Another story would be one of my own. There was this one time I did a massive outback road trip. Myself and two German exchange students flew to Darwin and stayed there for four days. We then left off using a rented car (which was a relocation car, this I will talk about in detail further into this written piece). We picked up a French backpacker as we had a free spot and wanted to cut costs. Once we reached Alice Springs we dropped her off there and picked up a British backpacker getting from Alice Springs to Adelaide. This ends up saving everybody quite a bit of money and an enjoyable experience overall. I would recommend caution and extensive background check ups before accepting any trips around.

Relocation or rental cars

Lastly, one of the best and definitely the cheapest way to get around is be relocation cars. Relocation cars are cars that had been rented at full price and left off in another city. As you know, Australia is massive. So, it costs quite a bit to have somebody pick up that car and drive it all the way back to their original position. So, car rental companies have come up with a brilliant idea. Rather than paying potentially hundreds of dollars to get their vehicles returned they would instead have individuals doing it themselves. That is to say, on many websites for car rentals they would have a relocation option. From there you can see which cars (or even campervans) are needed to be relocated. Instead of paying between 25-50 dollars they would pay between one to five dollars per day. Not only that, often you would be given fuel allowance which ranges between 50-150 dollars to help with fuel costs. This makes the trip much cheaper and could save you hundreds of dollars.

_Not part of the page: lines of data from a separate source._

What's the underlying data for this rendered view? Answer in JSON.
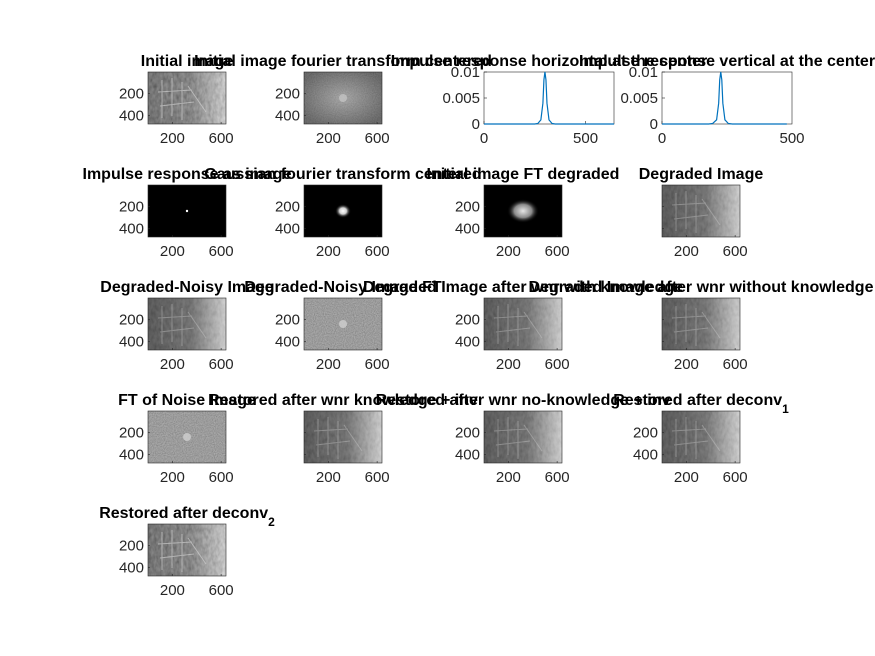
{
  "figure": {
    "panels": [
      {
        "id": "p1",
        "kind": "image",
        "title": "Initial image",
        "image": "scene-gray",
        "yticks": [
          "200",
          "400"
        ],
        "xticks": [
          "200",
          "600"
        ]
      },
      {
        "id": "p2",
        "kind": "image",
        "title": "Initial image fourier transform centered",
        "image": "spectrum-gray",
        "yticks": [
          "200",
          "400"
        ],
        "xticks": [
          "200",
          "600"
        ]
      },
      {
        "id": "p3",
        "kind": "plot",
        "title": "Impulse response horizontal at the center",
        "yticks": [
          "0.01",
          "0.005",
          "0"
        ],
        "xticks": [
          "0",
          "500"
        ]
      },
      {
        "id": "p4",
        "kind": "plot",
        "title": "Impulse response vertical at the center",
        "yticks": [
          "0.01",
          "0.005",
          "0"
        ],
        "xticks": [
          "0",
          "500"
        ]
      },
      {
        "id": "p5",
        "kind": "image",
        "title": "Impulse response as image",
        "image": "dot-dark",
        "yticks": [
          "200",
          "400"
        ],
        "xticks": [
          "200",
          "600"
        ]
      },
      {
        "id": "p6",
        "kind": "image",
        "title": "Gaussian fourier transform centered",
        "image": "blob-dark",
        "yticks": [
          "200",
          "400"
        ],
        "xticks": [
          "200",
          "600"
        ]
      },
      {
        "id": "p7",
        "kind": "image",
        "title": "Initial image FT degraded",
        "image": "blob-large",
        "yticks": [
          "200",
          "400"
        ],
        "xticks": [
          "200",
          "600"
        ]
      },
      {
        "id": "p8",
        "kind": "image",
        "title": "Degraded Image",
        "image": "scene-blur",
        "yticks": [],
        "xticks": [
          "200",
          "600"
        ]
      },
      {
        "id": "p9",
        "kind": "image",
        "title": "Degraded-Noisy Image",
        "image": "scene-blur",
        "yticks": [
          "200",
          "400"
        ],
        "xticks": [
          "200",
          "600"
        ]
      },
      {
        "id": "p10",
        "kind": "image",
        "title": "Degraded-Noisy Image FT",
        "image": "noise-spectrum",
        "yticks": [
          "200",
          "400"
        ],
        "xticks": [
          "200",
          "600"
        ]
      },
      {
        "id": "p11",
        "kind": "image",
        "title": "Degraded Image after wnr with knowledge",
        "image": "scene-blur",
        "yticks": [
          "200",
          "400"
        ],
        "xticks": [
          "200",
          "600"
        ]
      },
      {
        "id": "p12",
        "kind": "image",
        "title": "Degraded Image after wnr without knowledge",
        "image": "scene-blur",
        "yticks": [],
        "xticks": [
          "200",
          "600"
        ]
      },
      {
        "id": "p13",
        "kind": "image",
        "title": "FT of Noise Image",
        "image": "noise-spectrum",
        "yticks": [
          "200",
          "400"
        ],
        "xticks": [
          "200",
          "600"
        ]
      },
      {
        "id": "p14",
        "kind": "image",
        "title": "Restored after wnr knowledge + inv",
        "image": "scene-blur",
        "yticks": [],
        "xticks": [
          "200",
          "600"
        ]
      },
      {
        "id": "p15",
        "kind": "image",
        "title": "Restored after wnr no-knowledge + inv",
        "image": "scene-blur",
        "yticks": [
          "200",
          "400"
        ],
        "xticks": [
          "200",
          "600"
        ]
      },
      {
        "id": "p16",
        "kind": "image",
        "title": "Restored after deconv",
        "title_sub": "1",
        "image": "scene-blur",
        "yticks": [
          "200",
          "400"
        ],
        "xticks": [
          "200",
          "600"
        ]
      },
      {
        "id": "p17",
        "kind": "image",
        "title": "Restored after deconv",
        "title_sub": "2",
        "image": "scene-gray",
        "yticks": [
          "200",
          "400"
        ],
        "xticks": [
          "200",
          "600"
        ]
      }
    ],
    "line_color": "#0072BD"
  },
  "chart_data": [
    {
      "type": "line",
      "title": "Impulse response horizontal at the center",
      "x": [
        0,
        250,
        265,
        280,
        290,
        295,
        300,
        305,
        310,
        320,
        335,
        350,
        640
      ],
      "series": [
        {
          "values": [
            0,
            0,
            0.0001,
            0.0008,
            0.004,
            0.0085,
            0.01,
            0.0085,
            0.004,
            0.0008,
            0.0001,
            0,
            0
          ]
        }
      ],
      "xlim": [
        0,
        640
      ],
      "ylim": [
        0,
        0.01
      ],
      "xticks": [
        0,
        500
      ],
      "yticks": [
        0,
        0.005,
        0.01
      ]
    },
    {
      "type": "line",
      "title": "Impulse response vertical at the center",
      "x": [
        0,
        180,
        195,
        210,
        218,
        222,
        226,
        230,
        234,
        242,
        255,
        270,
        480
      ],
      "series": [
        {
          "values": [
            0,
            0,
            0.0001,
            0.0008,
            0.004,
            0.0085,
            0.01,
            0.0085,
            0.004,
            0.0008,
            0.0001,
            0,
            0
          ]
        }
      ],
      "xlim": [
        0,
        480
      ],
      "ylim": [
        0,
        0.01
      ],
      "xticks": [
        0,
        500
      ],
      "yticks": [
        0,
        0.005,
        0.01
      ]
    }
  ]
}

However, there is a time limit if you were trying to get from one area to the other. This is not really much of an issue if you’re trying to get from one city to the other as you would probably want to get there as fast as possible. It has been the single most cost-effective way to get around. Another option could be that if you’re five people travelling you could rent a car and drive on all the way to the other city. A campervan is another option as well if you’re a much bigger group

Train

Finally, an option that is limited and quite pricey but very interesting would be the single train track. That is to say, there is a train that travels from the South of Australia all the way to the north through a luxurious train trip. This is not an option often picked by students due to its pricing. However, they do provide accommodation and it definitely is quite an interesting ride. Often though, you will more likely than not see elderly people or wealthy individuals taking this form of transport to get from one side to the other.

All in all, there is a massive contrast from getting around Adelaide to getting from Adelaide to somewhere else. Getting around within Adelaide is no struggle at all and you should not worry too badly getting from A to B. The only issue would be traffic although this is Adelaide traffic which is not much of an issue against other forms of traffic such as those found in Paris or Sydney. However, getting around from Adelaide is where the hassle can be found. It definitely is more expensive if you want to get from one city to the other. Driving to the closest city to Adelaide, Melbourne, takes about eight to nine hours. You won’t find any cheap and fast trains that get you from one city to another in no time like within Europe. I hope this will act as a guide for those staying or visiting Adelaide. Stay safe and Happy adventuring!